Question

Air enters an adiabatic turbine at 800 kPa and 870 K with a velocity of 60 m/s, and leaves at 120 kPa and 520 K with a velocity of 100 m / s. The inlet area of the turbine is 90 cm2. What is the power output?

Answer 1

The power output of the turbine is 603 KW.

Step-by-step explanation:

Turbine is the thermodynamic open system in which fluid looses thermal energy into kinetic energy. Kinetic energy then converted into electric energy.

Here, fluid is air which passes through turbine at 800 Kpa and 870 K with a velocity of 60 m/s.

The turbine is an adiabatic turbine that means there is no heat transfer from the surrounding. Finally the air leaves the turbine at 120 Kpa and 520 K with a velocity of 100 m/s. The turbine inlet area is 90 cm2

Given:

Inlet pressure is
`P_(1)=800`kpa.

Inlet temperature is
`T_(1)=870`K.

Inlet velocity is
`V_(1)=60` m/s.

Outlet pressure is
`P_(2)=120`Kpa.

Outlet temperature is
`T_(2)=520`K.

Outlet velocity is
`V_(2)=100` m/s.

Inlet area of turbine is A=90 cm2.

Step1

Convert the area into SI unit as follows:

`A=90 cm^(2)((1 m^(2))/(10^(4)cm^(2)))`

`A=0.009 m^(2)`

Step 2

Consider air as an ideal gas. So, ideal gas equation is applicable. For air, gas constant is 287 j/kgK.

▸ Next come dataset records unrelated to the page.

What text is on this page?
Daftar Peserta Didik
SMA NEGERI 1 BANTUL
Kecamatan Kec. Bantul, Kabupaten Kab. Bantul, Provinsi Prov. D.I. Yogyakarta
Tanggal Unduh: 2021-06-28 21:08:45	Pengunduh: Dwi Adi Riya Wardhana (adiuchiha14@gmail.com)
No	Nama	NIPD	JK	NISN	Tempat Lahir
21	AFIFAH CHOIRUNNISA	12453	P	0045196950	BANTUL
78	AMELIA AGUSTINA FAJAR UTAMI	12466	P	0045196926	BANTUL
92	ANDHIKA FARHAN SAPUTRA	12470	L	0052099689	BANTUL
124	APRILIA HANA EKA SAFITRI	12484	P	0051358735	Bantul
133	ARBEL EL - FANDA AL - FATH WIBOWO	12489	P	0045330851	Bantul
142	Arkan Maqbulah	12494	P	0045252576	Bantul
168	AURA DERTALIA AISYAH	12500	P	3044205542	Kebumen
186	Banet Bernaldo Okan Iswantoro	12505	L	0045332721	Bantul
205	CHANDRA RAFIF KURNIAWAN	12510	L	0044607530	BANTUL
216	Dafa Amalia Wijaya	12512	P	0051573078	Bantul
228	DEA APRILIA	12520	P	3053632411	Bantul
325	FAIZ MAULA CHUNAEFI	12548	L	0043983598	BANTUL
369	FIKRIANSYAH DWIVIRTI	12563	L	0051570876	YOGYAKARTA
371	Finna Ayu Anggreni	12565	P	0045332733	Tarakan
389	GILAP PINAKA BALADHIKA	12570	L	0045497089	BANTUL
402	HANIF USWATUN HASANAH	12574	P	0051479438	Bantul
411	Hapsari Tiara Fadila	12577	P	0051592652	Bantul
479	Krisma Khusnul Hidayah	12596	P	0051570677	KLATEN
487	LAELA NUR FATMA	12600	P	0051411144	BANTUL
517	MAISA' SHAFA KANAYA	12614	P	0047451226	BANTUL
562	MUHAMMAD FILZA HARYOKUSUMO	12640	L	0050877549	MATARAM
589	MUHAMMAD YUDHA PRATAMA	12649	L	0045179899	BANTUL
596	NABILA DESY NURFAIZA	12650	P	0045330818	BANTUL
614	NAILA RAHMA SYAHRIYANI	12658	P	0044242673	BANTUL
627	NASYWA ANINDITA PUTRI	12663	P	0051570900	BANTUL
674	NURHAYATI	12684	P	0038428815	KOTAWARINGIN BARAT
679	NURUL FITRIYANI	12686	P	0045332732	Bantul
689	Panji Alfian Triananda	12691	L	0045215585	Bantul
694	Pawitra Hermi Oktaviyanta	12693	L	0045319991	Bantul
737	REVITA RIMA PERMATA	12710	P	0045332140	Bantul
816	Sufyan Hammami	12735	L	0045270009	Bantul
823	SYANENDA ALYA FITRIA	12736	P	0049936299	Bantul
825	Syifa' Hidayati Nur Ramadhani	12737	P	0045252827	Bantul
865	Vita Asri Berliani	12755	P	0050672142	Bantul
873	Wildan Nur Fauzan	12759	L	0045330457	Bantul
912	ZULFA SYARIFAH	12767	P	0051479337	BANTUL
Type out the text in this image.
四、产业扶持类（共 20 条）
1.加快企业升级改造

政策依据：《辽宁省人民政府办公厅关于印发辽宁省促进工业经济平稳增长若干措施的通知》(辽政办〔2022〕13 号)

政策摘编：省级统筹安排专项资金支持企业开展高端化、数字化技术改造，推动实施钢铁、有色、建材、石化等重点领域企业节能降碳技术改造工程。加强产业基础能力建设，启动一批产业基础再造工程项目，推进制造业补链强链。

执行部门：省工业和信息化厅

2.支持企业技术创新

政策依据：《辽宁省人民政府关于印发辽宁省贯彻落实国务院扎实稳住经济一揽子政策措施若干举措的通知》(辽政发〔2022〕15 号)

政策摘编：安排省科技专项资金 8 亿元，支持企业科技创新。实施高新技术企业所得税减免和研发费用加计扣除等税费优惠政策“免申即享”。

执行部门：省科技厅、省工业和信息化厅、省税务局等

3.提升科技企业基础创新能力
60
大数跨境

Ideal gas equation is expressed as follows:

`P=\rho RT`

Here, P is pressure, T is temperature and \rho is density.

Density of air is calculated by ideal gas equation as follows:

`\rho =(P)/(RT)`

`\rho =(800* 10^(3))/(287*870)`

`\rho =3.2039 kg/m^(3)`

Step 3

Mass flow rate is calculated as follows:

`\dot{m}=\rho  AV_(1)`

`\dot{m}=3.2039* 0.009*60`

`\dot{m}=1.73 Kg/s`

Step 4

Steady state equation is the equation of first law of thermodynamics for the open system

Steady state equation for the turbine as follows:

`h_(1)+(v^(2)_(1))/(2000)+Z_(1)+Q=h_(2)+(v^(2)_(2))/(2000)+Z_(2)+W`

Heat transfer is zero as the process is adiabatic. So value of Q is zero.

Turbine is taken as at the same level. So the value of
`Z_(1)` is equal to
`Z_(2)`.

Substitute the value of Q as zero and tex]Z_{1}[/tex] is equal to
`Z_(2)` in steady state equation as follows:

`h_(1)+(v^(2)_(1))/(2)+Z_(1)+0=h_(2)+(v^(2)_(2))/(2)+Z_(1)+W`

`h_(1)+(v^(2)_(1))/(2)+0=h_(2)+(v^(2)_(2))/(2)+W`

`W=(h_(1)-h_(2))+(v^(2)_(1)-v^(2)_(2))/(2000)`

`W=c_(p)(T_(1)-T_(2))+(60^(2)-100^(2))/(2000)`

Specific heat at constant pressure is 1.005 kj/kgK for air.

Substitute the values of temperature and specific heat at constant temperature in the above simplified steady state equation as follows:

W=1.005(870-520)-3.2

W=351.75-3.2

W=348.55 Kj/kg.

Step 5

Power of the turbine is calculated as follows:

`P=\dot{m}W`

`P=1.73*348.55`

P=603 KW

Thus, the power output of the turbine is 603 KW.